Inadequate number of smartphones, difficulty in using apps important reasons.
A field study by the Azim Premji University on the efficacy and accessibility of e-learning has found that more than 60% of the respondents who are enrolled in government schools could not access online education. The study, titled “Myths of Online Education”, was undertaken in five States across 26 districts and covered 1,522 schools. More than 80,000 government school students were part of it.
The study examined the experience of children and teachers with online education. The researchers noted that non-availability or inadequate number of smartphones for dedicated use or sharing, as well as difficulty in using apps for online learning, were the most important reasons why students were not able to access classes.
Children with disabilities in fact found it more difficult to participate in online sessions.
The researchers pointed out that 90% of the teachers who work with children with disabilities found their students unable to participate online.
The study also found out that almost 90% of parents of government school students surveyed were willing to send their children back to school. However, they said it would be a feasible option if the health of their children was taken care of when schools reopen.

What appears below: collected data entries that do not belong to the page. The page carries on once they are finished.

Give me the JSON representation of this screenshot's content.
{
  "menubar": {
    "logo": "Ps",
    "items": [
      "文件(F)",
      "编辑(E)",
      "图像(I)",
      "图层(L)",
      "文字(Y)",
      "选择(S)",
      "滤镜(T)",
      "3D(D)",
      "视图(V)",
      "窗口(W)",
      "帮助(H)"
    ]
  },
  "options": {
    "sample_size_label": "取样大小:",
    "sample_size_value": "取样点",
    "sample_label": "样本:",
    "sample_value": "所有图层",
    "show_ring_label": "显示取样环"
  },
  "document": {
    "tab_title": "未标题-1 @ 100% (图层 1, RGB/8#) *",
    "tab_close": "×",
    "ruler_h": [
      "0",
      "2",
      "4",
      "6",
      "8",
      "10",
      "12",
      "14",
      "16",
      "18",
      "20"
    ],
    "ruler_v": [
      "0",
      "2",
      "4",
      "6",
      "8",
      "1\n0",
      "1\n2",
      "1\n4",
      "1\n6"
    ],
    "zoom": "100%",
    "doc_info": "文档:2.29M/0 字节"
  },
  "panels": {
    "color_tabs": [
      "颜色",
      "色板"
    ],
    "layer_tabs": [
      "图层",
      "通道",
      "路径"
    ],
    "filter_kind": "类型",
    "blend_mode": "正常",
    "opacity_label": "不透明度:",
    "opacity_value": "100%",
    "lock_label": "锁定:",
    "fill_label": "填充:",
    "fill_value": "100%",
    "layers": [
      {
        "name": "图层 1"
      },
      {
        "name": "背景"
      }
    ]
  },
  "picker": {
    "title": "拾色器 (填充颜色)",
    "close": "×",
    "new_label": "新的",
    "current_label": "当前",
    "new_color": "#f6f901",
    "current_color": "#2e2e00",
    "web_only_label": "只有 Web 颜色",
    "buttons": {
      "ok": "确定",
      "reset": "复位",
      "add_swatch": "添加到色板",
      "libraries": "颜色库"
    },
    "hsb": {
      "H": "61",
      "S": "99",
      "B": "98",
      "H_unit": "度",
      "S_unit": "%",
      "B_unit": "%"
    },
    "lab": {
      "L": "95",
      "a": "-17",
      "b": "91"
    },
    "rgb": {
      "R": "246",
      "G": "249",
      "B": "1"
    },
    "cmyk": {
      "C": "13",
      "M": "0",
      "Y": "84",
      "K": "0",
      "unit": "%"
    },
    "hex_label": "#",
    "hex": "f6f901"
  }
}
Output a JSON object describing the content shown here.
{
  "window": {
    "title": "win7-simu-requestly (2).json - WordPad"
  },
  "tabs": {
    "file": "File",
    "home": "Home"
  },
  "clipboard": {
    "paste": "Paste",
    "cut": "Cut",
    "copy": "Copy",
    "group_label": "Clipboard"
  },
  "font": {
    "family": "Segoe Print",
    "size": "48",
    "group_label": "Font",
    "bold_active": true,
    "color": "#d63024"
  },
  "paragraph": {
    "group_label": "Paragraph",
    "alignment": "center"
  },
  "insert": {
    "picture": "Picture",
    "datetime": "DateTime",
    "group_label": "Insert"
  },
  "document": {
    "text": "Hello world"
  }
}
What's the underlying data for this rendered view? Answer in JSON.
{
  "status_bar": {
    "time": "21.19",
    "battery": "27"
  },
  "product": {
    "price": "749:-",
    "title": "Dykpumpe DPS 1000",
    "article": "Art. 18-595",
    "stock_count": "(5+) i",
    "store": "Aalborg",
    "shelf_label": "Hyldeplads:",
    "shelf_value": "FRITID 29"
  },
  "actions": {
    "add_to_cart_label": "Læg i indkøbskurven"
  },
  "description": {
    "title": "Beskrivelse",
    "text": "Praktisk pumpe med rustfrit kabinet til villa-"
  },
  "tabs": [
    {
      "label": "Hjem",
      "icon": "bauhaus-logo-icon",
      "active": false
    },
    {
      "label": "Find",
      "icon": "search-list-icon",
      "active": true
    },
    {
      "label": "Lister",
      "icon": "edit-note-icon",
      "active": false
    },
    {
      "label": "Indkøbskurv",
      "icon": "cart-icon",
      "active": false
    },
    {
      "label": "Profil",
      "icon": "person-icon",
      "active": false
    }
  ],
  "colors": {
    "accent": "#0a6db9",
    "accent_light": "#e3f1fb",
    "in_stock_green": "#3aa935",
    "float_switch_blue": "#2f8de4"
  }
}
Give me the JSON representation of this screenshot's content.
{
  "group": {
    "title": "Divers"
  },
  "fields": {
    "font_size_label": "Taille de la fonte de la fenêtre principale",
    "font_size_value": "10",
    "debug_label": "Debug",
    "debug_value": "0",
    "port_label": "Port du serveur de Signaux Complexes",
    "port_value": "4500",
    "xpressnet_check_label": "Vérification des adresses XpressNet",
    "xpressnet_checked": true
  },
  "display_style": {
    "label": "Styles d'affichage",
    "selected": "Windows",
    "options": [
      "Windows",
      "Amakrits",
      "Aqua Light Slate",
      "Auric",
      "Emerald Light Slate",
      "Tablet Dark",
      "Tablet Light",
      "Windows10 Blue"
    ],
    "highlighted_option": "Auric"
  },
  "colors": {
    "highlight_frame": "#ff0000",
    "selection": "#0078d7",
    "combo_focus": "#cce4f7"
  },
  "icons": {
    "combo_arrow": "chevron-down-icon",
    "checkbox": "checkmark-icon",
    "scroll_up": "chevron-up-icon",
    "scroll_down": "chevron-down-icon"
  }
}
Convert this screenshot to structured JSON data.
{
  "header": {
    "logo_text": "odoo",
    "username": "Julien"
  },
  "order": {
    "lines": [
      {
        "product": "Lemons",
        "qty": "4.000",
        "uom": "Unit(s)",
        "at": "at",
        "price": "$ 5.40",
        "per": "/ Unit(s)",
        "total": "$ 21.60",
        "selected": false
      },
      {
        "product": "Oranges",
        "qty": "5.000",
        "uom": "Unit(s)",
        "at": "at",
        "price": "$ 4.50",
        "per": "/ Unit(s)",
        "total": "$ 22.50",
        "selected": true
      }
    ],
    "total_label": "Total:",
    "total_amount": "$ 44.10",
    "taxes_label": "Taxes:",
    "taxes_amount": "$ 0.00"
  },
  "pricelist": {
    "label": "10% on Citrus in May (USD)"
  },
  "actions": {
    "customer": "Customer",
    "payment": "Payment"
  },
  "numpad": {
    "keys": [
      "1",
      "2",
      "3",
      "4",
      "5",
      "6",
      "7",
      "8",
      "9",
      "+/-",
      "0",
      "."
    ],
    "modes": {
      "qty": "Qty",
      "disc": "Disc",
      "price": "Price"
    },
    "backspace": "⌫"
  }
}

Almost 70% of the parents surveyed were of the opinion that online classes were not effective and did not help in their child’s learnings.
Hurdles faced by students
Teachers, too, expressed frustration with online classes. More than 80% surveyed said they were unable to maintain emotional connect with students during online classes, while 90% of teachers felt that no meaningful assessment of children’s learning was possible.
Another significant finding was that nearly 50% of the teachers reported that children were unable to complete assignments shared during the online classes, which had led to serious gaps in learning. Only around half the teachers reported that they engaged with students daily through online classes. The survey also revealed that around 75% of the teachers spent, on an average, less than an hour a day on online classes for any grade.
Teachers also reported that they were ill-prepared for online learning platforms. According to the survey, more than half the teachers shared that their knowledge and user-experience on online platforms and modes of teaching were inadequate. Another hurdle that teachers found during the online classes was the one-way communication, which made it difficult for them to gauge whether students were understanding what was being taught.